Formerly known as the Afro-American Cultural Center (AACC), the AACC was renamed in 2004 to honor the legacy of Howard A. Mims, director of the Black Studies Program from 1991-2001. The Howard A. Mims African American Cultural Center features the following:
- A permanent collection of African art
- Contemporary and traditional works of African American artists
- Revolving exhibits of the art, culture, and history of people of Africa and the African Diaspora
- Formal and informal colloquia, films, video recordings, as well as programs and activities designed for student retention
- A place for students to relax, engage in meaningful discussions, study, socialize, meet new friends, receive tutoring, and learn about career opportunities.
The Center, which includes the Michael R. Williams Conference Room and the Donna M. Whyte Study Lounge, is available for meetings held by students, faculty and staff, as well as community organizations and groups. Standard operating hours for the Howard A. Mims African American Cultural Center are Monday through Friday from 8:30 A.M. to 5:30 P.M. To schedule events, please contact Prester Pickett, coordinator of the Center, at 216-687-3656 or email@example.com.
Umoja Round Tables is a student-led initiative that engages local professionals in intellectual discussions about different career fields. Inspired by Lorain Hansberry’s To Be Young, Gifted and Black, these discussions encourage students to acquire an awareness of how lessons learned in the classroom are applied by professionals employed in the greater Cleveland community.
Black Studies Ambassadors participate in service-learning initiatives coordinated through the Howard A. Mims African American Cultural Center, which serves as a recruitment vehicle for the Black Studies Program. Influenced by W. E. B. DuBois’ discussion of the “Talented Tenth,” members of the black community that are responsible for using their education and talents to instruct the masses, this provides opportunities for Black Studies majors and minors to accept speaking engagements to promote the mission of the Black Studies Program. Black Studies Ambassadors participate also in activities sponsored by the Association for Black Culture Centers, which has over seven hundred affiliated institutions across the nation.

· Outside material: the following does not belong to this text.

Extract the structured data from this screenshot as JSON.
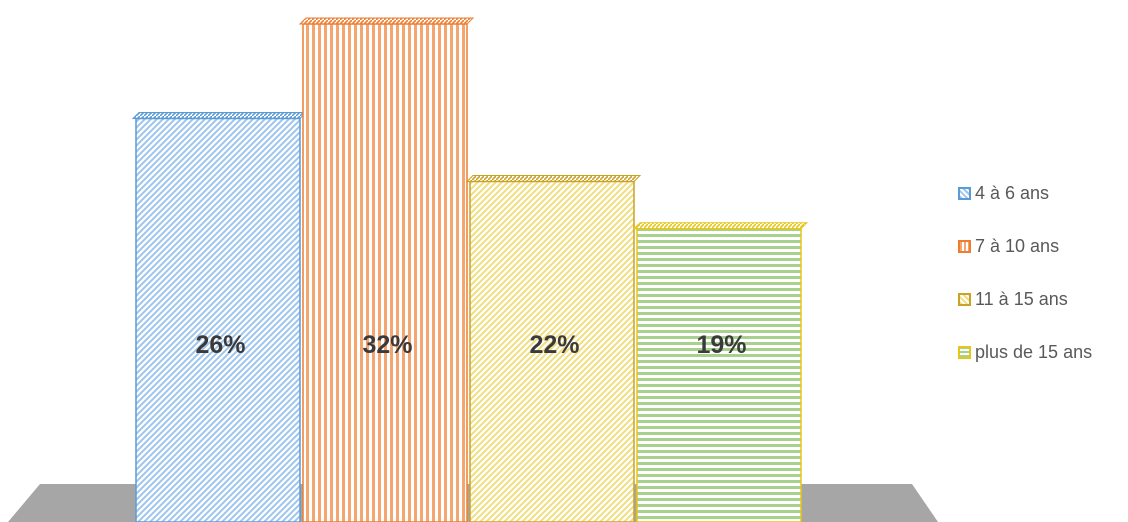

Bridges to Africa is an academic and community engagement that encourages global discourse and interactions concerning people of African descent. These activities are inspired by the legacy of Nelson Mandela, first black president of South Africa, and Winnie Mandela. Panels, exhibitions, and cultural presentations provide a platform to engage in intellectual conversations to enlighten the university campus and the greater Cleveland community about a variety of issues affecting black people throughout Africa and the African diaspora.
Kuumba Arts is both academic and community programming coordinated through the Center to promote an awareness and appreciation of Black culture. It is guided by Ruby Dee's interest in beauty that emphasizes "strength, courage, and dignity." Rotating exhibitions that highlight the Black aesthetic are mounted in the showcases in the Center's corridor and the Michael R. Williams Conference Room to celebrate the visual arts, while performing artists are highlighted in annual signature events, such as the Black Studies Open House, Kuumba Arts Festival, Truth Crush to Earth Solidarity Day, as well as Carter G. Woodson and Madam C. J. Walker Extravaganza.